Wednesday, November 10, 2010

Deer Hunting

“Yea, though I walk through the valley of the shadow of death, I will fear no evil: for thou art with me.”
Psalm 23:4

Through the scrim of sepia-colored memory, two ghosts walk across a ridge and drop down into a canyon. One is a man in his thirties, working class, with a stocky build. He wears a red wool shirt, jeans, and steel-toed boots. Slung across his back is a heavy-gauge, lever action hunting rifle. He also carries a canteen of water, a bone-handled hunting knife, and a snake bite kit. The other figure is a ten year old boy wearing a heavy coat and jeans. He, too, carries a canteen of water and a silver referee’s whistle on a lanyard around his neck. He is the man’s son, and he shivers with nervous energy. This is his first hunt.

They make their way in the cold morning darkness to the outcropping—a bit of soft earth beneath a large, mesquite bush overlooking a deep canyon where the older man has come every fall of the year since his childhood. They settle in to wait for the deer.

“So I blow the whistle?” the boy whispers.

“You blow the whistle.”

“And what will that do?”

“The deer will stop running to hear the sound. Then I can get a clean shot.”

“Why do they stop?”

“They just do,” the man says gruffly. “Now be quiet and watch.”

The boy pushes himself into a better position, loosening a cascade of small stones down the slope.

“Stop!” the man hisses.

They sit in silence, watching the sky fly through a progression of moods and tenses to arrive at daylight. Far down the canyon, a dog barks incessantly. A cabin materializes in a stand of scrub oak in the distance, and a tiny figure emerges from the shadows and walks to the woodpile. He swings his ax which catches the rising sun with a flash, but the sonic impact of blade on wood arrives a long two to three seconds later, the delay of sound across time and space.

The sunlight cleaves the cold. The boy flexes his hands to keep the blood flowing, picks up his binoculars, and scans the surrounding hillsides for movement. The dog below continues to bark. Time is elliptical in this moment, circling back on itself, and in the silence of the burgeoning dawn, the man and his son become primordial hunters of a thousand years ago, or travelers from another continent on a voyage of discovery, and then they come back to themselves again, two of a modern world acting out a script written in DNA. But they are obsolete, moving through time and space to a future where there will be nothing left to hunt and no reason to walk these hills looking for prey. For now, they sit under their mesquite cover and wait for what is to come.

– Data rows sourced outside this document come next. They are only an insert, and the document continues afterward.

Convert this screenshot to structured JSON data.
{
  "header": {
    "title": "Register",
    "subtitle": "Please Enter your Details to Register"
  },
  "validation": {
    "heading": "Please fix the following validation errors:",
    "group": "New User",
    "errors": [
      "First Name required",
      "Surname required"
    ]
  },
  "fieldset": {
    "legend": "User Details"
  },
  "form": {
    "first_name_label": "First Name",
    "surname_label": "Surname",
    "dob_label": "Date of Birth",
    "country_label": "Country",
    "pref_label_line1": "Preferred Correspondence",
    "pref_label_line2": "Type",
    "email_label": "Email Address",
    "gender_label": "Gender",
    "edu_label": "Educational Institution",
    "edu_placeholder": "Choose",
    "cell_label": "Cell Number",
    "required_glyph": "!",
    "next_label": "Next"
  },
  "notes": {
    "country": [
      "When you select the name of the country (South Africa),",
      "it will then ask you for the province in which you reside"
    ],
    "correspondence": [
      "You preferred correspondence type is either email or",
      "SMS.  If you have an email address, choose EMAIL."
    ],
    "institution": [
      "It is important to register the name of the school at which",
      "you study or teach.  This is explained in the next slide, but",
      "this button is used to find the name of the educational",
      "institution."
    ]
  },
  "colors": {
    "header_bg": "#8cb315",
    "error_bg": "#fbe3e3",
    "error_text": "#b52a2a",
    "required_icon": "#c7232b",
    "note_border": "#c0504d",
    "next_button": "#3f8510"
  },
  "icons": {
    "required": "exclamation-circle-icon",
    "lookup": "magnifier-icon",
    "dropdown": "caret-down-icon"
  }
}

“There,” the man whispers.

Two hundred yards away, a deer enters a clearing. It is a female, a doe, and the man knows his license and tags only allow him to hunt adult males. They freeze, the boy and man, barely breathing, watching the animal move toward them unaware of their presence. The man chopping wood down in the valley has returned to his cabin, and the dog is silent. There is just the wind, the new sun, the doe, and the two hunters, watching.

Behind the doe a buck emerges from the brush. His rack of antlers contains at least three points, making him legal game. The duo move up the hill toward them, grazing in the sunlight.

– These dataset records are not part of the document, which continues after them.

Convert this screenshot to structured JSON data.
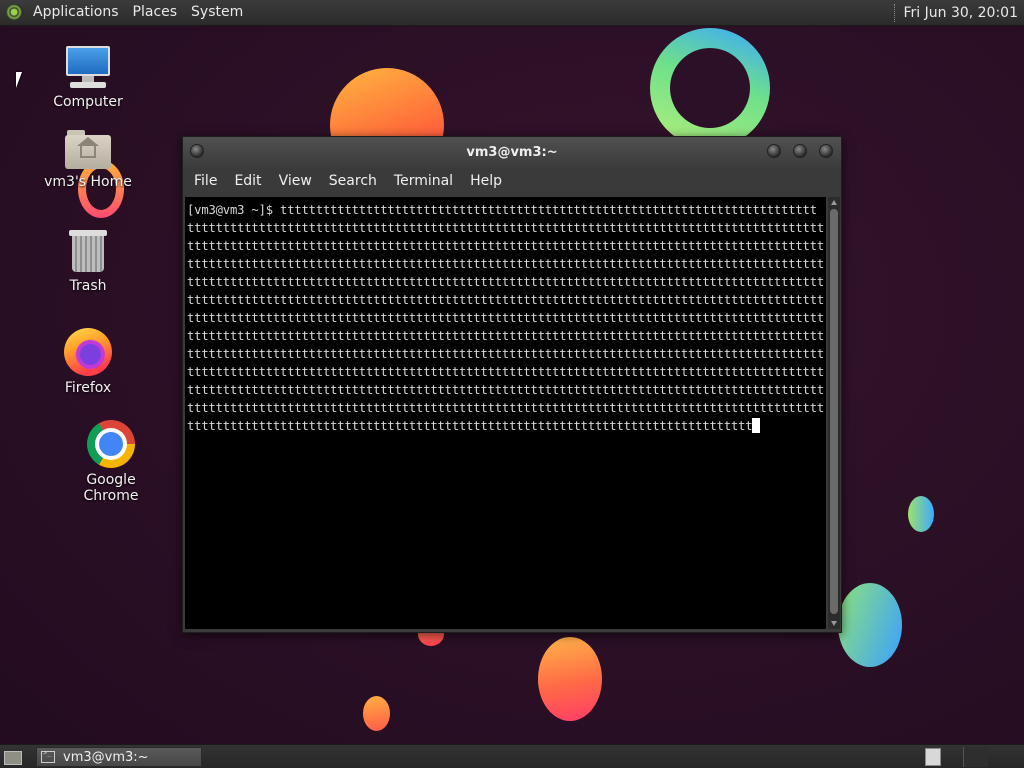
{
  "top_panel": {
    "menus": [
      "Applications",
      "Places",
      "System"
    ],
    "clock": "Fri Jun 30, 20:01"
  },
  "desktop_icons": [
    {
      "label": "Computer",
      "icon": "computer-icon"
    },
    {
      "label": "vm3's Home",
      "icon": "home-folder-icon"
    },
    {
      "label": "Trash",
      "icon": "trash-icon"
    },
    {
      "label": "Firefox",
      "icon": "firefox-icon"
    },
    {
      "label": "Google Chrome",
      "icon": "chrome-icon"
    }
  ],
  "terminal": {
    "title": "vm3@vm3:~",
    "menus": [
      "File",
      "Edit",
      "View",
      "Search",
      "Terminal",
      "Help"
    ],
    "prompt": "[vm3@vm3 ~]$ ",
    "typed_char": "t",
    "first_line_chars": 75,
    "full_line_chars": 89,
    "full_lines": 11,
    "last_line_chars": 79
  },
  "taskbar": {
    "window_label": "vm3@vm3:~"
  },
  "colors": {
    "panel": "#2b2b2b",
    "desktop_bg": "#2a0f24",
    "terminal_bg": "#000000",
    "terminal_fg": "#d8d8d8"
  }
}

The man eases his rifle into position and snaps off the safety.

“Get ready,” he breathes.

The boy puts the whistle to his mouth, careful so his rapid breath does not force a sound.

One hundred fifty yards and closing. If the deer continue on their present course, they will walk right up to them.

The man sights down the barrel, coolly targeting the buck’s broad chest. The boy shivers almost violently, biting the whistle with his teeth.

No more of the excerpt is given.